88,0kg und der Buttergolem

Es ist mal wieder eine Woche in der gar nicht klappt. Seit dem Wochenende kämpfe ich mit meinen Innereien, schon am Montag war das Gewicht viel zu hoch, laut Waage angeblich alles Muskeln. Ja von wegen. Wo sollen die plötzlich herkommen? Die ganze Woche kämpfe ich mit Hungergefühlen und Übelkeit.
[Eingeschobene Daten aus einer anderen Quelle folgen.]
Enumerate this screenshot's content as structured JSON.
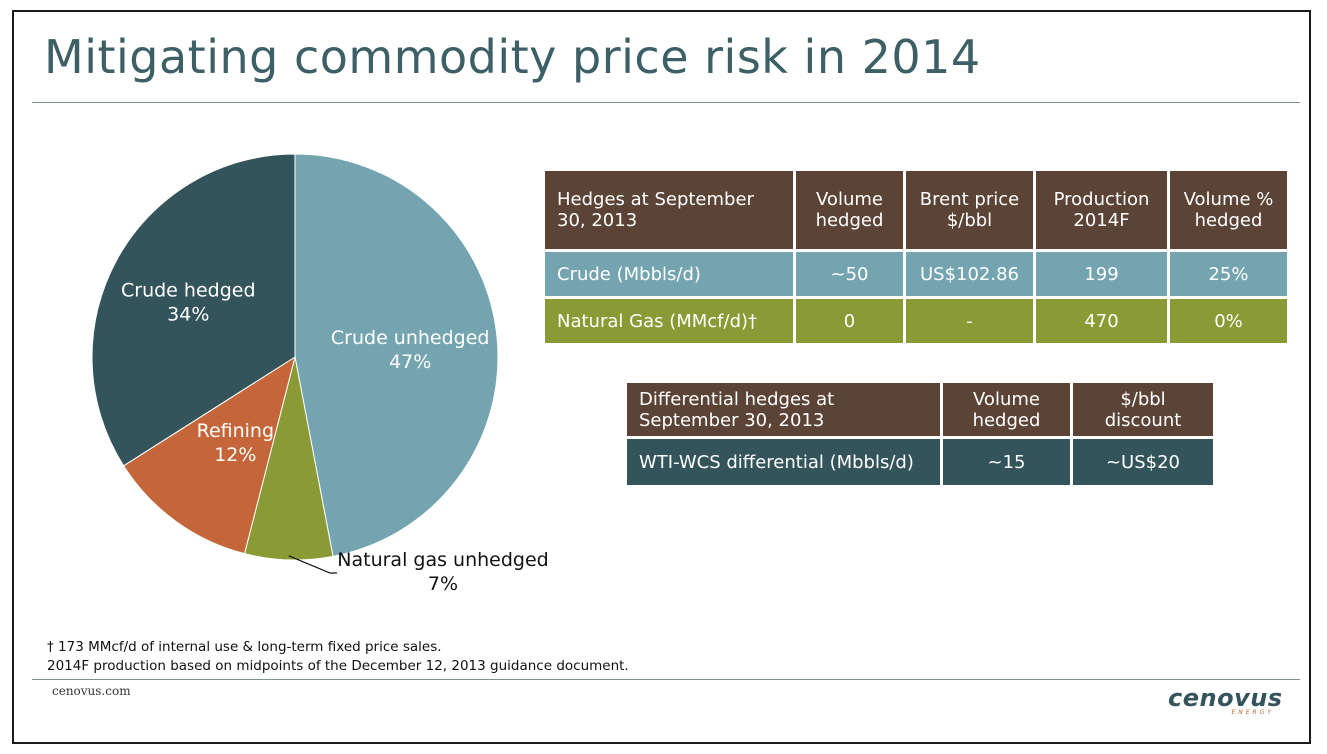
{
  "title": "Mitigating commodity price risk in 2014",
  "chart_data": {
    "type": "pie",
    "slices": [
      {
        "label": "Crude unhedged",
        "pct_text": "47%",
        "value": 47,
        "color": "#74a4b0"
      },
      {
        "label": "Natural gas unhedged",
        "pct_text": "7%",
        "value": 7,
        "color": "#8a9a35"
      },
      {
        "label": "Refining",
        "pct_text": "12%",
        "value": 12,
        "color": "#c5663a"
      },
      {
        "label": "Crude hedged",
        "pct_text": "34%",
        "value": 34,
        "color": "#34545c"
      }
    ]
  },
  "hedges_table": {
    "headers": [
      "Hedges at September 30, 2013",
      "Volume hedged",
      "Brent price $/bbl",
      "Production 2014F",
      "Volume % hedged"
    ],
    "rows": [
      [
        "Crude (Mbbls/d)",
        "~50",
        "US$102.86",
        "199",
        "25%"
      ],
      [
        "Natural Gas (MMcf/d)†",
        "0",
        "-",
        "470",
        "0%"
      ]
    ]
  },
  "diff_table": {
    "headers": [
      "Differential hedges at September 30, 2013",
      "Volume hedged",
      "$/bbl discount"
    ],
    "rows": [
      [
        "WTI-WCS differential (Mbbls/d)",
        "~15",
        "~US$20"
      ]
    ]
  },
  "footnotes": [
    "† 173 MMcf/d of internal use  & long-term fixed price sales.",
    "2014F production based on midpoints of the December 12, 2013 guidance document."
  ],
  "site": "cenovus.com",
  "logo": {
    "word": "cenovus",
    "sub": "ENERGY"
  }
}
Am Samstag wollte ich zum Streetfood und dann noch eine Leckerei selber kochen. Morgen endet aber meine Amtszeit als Piratenkapitän, dies findet – na klar – in einem Gasthof statt. Eben teilt die Gattin per Whatsapp mit, daß meine Hauptzutat für das Kochen am Samstag verdorben ist. Kochen erledigt.

Buttergolem unter Jugendlichen ein Ausdruck für morbid-adipöse Menschen hat noch keiner zu mir gesagt, dazu bin ich noch zu flink, aber ich fühle mich mittlerweile wieder angesprochen.
Ich will auf gar keinen Fall eine „90“ irgendwo sehen. Das ist definitiv ein Punkt, bei dem es einen „Knack“ gibt. Ein No-Go.
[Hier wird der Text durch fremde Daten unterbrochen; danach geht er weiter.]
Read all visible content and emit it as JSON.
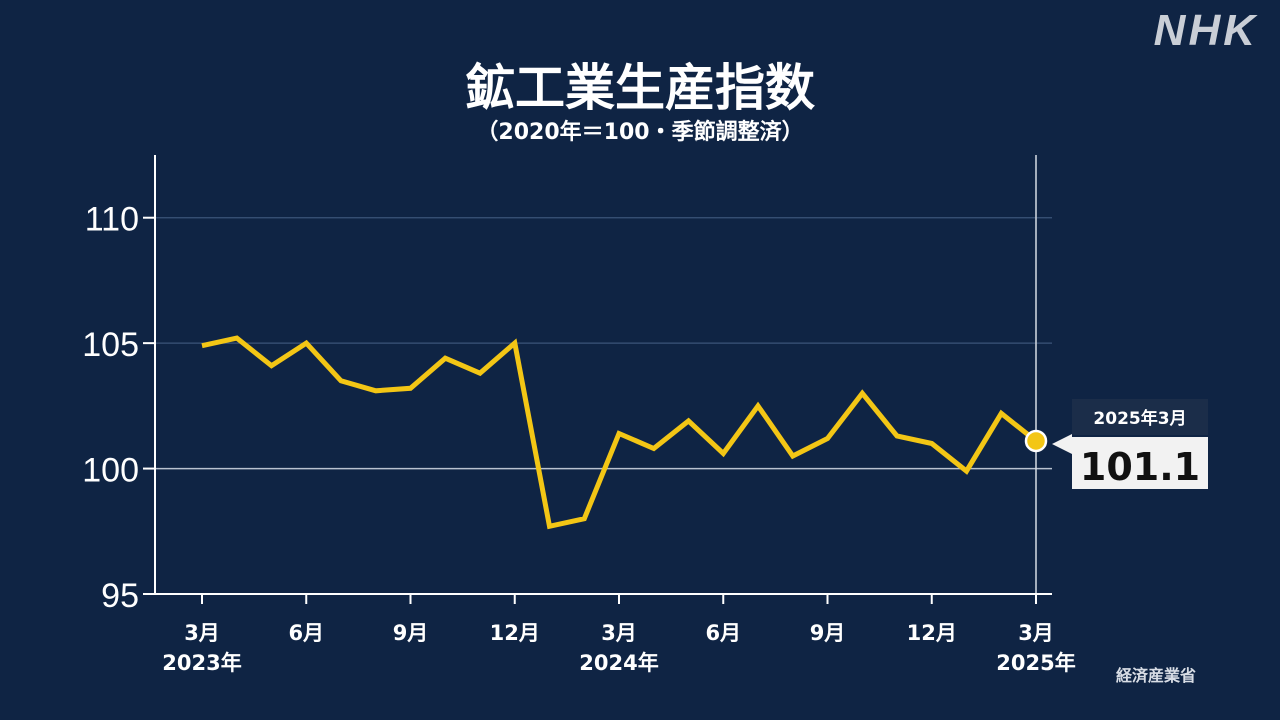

Unser dieswöchiger Einkauf ist bereits erledigt. Ich brauchte Bananen, Mineralwasser, Radieschen und eine Gurke. Mehr brauche ich bis zu meinem Urlaub in einer guten Woche nicht. Läuft bei mir.

Ernährungstechnisch fällt mir beim Streifzug durch die Blätter ein Kampf um den niedrigeren Kalorienwert beim Eis auf. Eine gute Eiscreme schafft schon mal 250kcal. pro 100ml.  Derzeit kann man sehr leckere Eiscreme auch zu 280kcal. PRO 500ML(!) haben. Man spart zwischen „Halo Top Peanut Butter“ und Häagen-Dasz Vanilla-Peanut-Butter immerhin 75% Kalorien und das ist nicht nur reingepumpte Luft. Mövenpick fiel da neulich einer Testzeitschrift auf.